The Preston Guardian carried a long obituary of James Mawdsley, the Preston-born man who it described as ‘the greatest labour leader the employees in the cotton trade have ever had’. He was also the union leader who stood as a Tory candidate, when he and Winston Churchill contested a two-seat by-election in Oldham in 1899. Both lost, and Mawdsley ‘later regarded his decision to stand as an error of judgement’.

Churchill mentions him several times in his memoirs. For example, in his autobiography My Early Years, Churchill reflects on the strange partnership between the ‘scion of the ancient British Aristocracy’ and the ‘Tory working-man candidate’.

When Churchill came back to Oldham in 1901 to contest the seat again he had another partner, a stockbroker. Mawdsley was unable to stand for election because of an unfortunate accident. According to Churchill, he was a very heavy man who ‘had taken a bath in a china vessel which had broken under his weight’, inflicting severe injuries. Perhaps the accident served as a cautionary tale for Churchill, who was himself no light weight and very much enjoyed his daily bath.

A historian recently commented, ‘Only one Tory working-class candidate with realistic prospects stood in the 19th century: James Mawdsley … still the only significant union leader to seek election as a Conservative.’

Mawdsley’s career is covered in a Wikipedia article, largely based on his entry in the Oxford Dictionary of National Biography, which is both better written and more comprehensive.
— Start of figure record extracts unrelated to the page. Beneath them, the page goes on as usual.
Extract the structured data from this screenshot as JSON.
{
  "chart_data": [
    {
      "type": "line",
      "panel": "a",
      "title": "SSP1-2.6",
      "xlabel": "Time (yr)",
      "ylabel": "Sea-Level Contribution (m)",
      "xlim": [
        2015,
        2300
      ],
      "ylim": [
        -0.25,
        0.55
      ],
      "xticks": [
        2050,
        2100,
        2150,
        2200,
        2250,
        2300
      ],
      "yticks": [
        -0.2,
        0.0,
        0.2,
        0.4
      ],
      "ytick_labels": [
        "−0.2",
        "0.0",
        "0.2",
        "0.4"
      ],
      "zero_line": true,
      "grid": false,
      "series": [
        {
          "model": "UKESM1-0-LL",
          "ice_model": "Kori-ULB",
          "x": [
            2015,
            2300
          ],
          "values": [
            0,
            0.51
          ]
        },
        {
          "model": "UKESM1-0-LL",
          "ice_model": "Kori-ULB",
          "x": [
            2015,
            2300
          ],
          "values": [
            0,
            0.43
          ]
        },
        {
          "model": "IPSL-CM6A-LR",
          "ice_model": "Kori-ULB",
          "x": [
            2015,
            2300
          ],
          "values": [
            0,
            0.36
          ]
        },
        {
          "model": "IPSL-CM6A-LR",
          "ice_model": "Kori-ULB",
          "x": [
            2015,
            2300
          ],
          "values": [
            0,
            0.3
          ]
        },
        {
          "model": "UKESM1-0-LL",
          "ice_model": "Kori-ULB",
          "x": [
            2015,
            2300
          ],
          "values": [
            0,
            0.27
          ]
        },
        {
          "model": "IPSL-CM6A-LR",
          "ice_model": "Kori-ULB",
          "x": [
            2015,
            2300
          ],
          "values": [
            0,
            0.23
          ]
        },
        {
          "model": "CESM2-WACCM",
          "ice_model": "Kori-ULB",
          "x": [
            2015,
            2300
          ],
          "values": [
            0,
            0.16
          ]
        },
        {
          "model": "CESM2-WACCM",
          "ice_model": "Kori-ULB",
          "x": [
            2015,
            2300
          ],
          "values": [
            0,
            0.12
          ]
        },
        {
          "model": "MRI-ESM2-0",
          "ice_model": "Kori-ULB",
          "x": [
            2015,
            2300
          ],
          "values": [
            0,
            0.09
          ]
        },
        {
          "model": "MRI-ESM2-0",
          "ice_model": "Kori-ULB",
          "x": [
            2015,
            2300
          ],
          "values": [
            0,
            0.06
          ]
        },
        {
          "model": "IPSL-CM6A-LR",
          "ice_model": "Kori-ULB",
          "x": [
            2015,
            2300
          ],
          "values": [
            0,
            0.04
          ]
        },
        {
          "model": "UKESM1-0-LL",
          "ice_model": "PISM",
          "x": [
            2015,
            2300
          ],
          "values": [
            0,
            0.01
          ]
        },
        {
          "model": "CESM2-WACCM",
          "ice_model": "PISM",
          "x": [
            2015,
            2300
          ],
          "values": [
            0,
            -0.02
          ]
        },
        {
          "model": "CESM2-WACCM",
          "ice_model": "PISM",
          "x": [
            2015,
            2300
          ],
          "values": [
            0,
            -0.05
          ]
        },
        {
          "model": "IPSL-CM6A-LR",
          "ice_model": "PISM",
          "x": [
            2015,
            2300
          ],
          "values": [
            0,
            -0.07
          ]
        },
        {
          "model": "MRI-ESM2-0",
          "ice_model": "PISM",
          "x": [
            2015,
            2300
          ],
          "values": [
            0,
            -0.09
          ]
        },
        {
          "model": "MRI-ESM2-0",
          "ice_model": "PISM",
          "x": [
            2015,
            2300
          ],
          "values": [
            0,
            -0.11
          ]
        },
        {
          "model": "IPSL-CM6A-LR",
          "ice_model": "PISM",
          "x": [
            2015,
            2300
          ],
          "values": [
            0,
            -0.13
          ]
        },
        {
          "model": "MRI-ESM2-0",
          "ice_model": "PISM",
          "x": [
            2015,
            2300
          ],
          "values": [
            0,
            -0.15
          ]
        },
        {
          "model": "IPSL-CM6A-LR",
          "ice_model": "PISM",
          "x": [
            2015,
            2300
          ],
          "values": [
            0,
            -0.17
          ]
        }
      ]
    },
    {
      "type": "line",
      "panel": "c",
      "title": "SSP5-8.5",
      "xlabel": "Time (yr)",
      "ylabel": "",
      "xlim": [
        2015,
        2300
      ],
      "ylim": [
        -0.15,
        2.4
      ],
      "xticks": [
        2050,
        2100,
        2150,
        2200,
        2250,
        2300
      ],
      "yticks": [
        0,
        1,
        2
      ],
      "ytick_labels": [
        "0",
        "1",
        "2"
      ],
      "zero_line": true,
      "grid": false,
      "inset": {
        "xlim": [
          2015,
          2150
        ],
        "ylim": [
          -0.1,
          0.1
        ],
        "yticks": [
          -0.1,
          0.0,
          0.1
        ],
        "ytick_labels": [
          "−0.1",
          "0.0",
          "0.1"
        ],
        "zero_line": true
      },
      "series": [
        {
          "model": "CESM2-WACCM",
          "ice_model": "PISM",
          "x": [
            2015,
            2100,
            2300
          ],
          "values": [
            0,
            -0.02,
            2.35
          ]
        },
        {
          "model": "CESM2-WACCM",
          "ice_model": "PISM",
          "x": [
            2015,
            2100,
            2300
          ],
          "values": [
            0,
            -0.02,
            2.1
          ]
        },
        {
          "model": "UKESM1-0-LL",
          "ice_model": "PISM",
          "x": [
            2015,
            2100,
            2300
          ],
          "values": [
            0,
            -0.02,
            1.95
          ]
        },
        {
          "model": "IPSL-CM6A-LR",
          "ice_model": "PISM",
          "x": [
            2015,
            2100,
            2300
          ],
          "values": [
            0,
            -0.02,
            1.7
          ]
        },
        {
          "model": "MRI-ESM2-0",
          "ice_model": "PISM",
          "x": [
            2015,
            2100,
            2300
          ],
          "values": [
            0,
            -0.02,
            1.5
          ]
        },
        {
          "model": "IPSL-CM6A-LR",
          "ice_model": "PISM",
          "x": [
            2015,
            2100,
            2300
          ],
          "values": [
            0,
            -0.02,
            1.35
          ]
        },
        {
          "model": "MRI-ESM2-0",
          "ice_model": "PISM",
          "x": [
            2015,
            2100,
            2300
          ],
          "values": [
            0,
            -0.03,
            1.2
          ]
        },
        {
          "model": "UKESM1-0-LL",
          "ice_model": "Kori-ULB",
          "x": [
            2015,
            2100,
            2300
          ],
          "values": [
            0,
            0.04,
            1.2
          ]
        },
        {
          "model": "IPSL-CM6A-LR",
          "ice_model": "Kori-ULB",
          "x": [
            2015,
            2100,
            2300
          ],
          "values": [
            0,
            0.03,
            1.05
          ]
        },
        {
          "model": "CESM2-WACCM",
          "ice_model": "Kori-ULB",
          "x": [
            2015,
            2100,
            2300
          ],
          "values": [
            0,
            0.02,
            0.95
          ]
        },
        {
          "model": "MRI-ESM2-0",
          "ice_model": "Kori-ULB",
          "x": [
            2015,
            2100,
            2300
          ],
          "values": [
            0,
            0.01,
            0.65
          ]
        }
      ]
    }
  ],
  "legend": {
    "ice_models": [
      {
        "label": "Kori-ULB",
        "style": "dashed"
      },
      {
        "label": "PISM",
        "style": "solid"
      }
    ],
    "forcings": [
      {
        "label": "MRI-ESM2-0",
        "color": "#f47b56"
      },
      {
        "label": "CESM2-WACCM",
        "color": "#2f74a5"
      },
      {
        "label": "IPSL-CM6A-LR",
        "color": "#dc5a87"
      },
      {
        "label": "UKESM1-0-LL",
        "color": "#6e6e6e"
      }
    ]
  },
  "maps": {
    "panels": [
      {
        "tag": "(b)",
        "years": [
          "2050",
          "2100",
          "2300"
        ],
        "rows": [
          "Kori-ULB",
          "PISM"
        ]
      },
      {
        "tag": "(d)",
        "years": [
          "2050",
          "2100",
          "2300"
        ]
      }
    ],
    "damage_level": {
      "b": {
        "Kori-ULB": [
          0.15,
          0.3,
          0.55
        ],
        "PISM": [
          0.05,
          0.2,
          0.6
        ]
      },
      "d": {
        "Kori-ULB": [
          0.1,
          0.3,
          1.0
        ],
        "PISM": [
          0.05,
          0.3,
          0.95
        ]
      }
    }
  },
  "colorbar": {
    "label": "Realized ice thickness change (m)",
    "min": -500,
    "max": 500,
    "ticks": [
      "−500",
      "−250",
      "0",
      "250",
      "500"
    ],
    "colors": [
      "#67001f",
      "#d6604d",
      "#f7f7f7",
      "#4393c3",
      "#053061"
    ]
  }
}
Anyone with a Lancashire Library card can access the DNB on line. The DNB article describes Mawdsley as dominating the TUC in the 1880s and 1890s, and characterises him as a ‘forceful public speaker as well as a ruthless backstage fixer’.

His modest beginnings in Preston gave no hint of his future career. He was born in 1848 and in 1851 was living at 7, Sleddon Street with his parents, sister, two other relatives and a lodger. His father was a cotton spinner. Ten years later the family was living at 27 Brookfield street and James, now aged 13, had joined his father at the cotton mill, possibly the nearby Brookfield Mill. He had started work in the mill as a half-timer at the age of nine.

In 1871 the family was living in St Walburge’s Street. His parents and brothers and sisters were living at No. 25 but James, now 23 and married to Ann, was living next door at No 26. By 1881 the couple had moved to Manchester, following Mawdsley’s appointment as full-time general secretary of the Manchester-based Amalgamated Association of Operative Cotton Spinners, a post which he held until his death in 1902.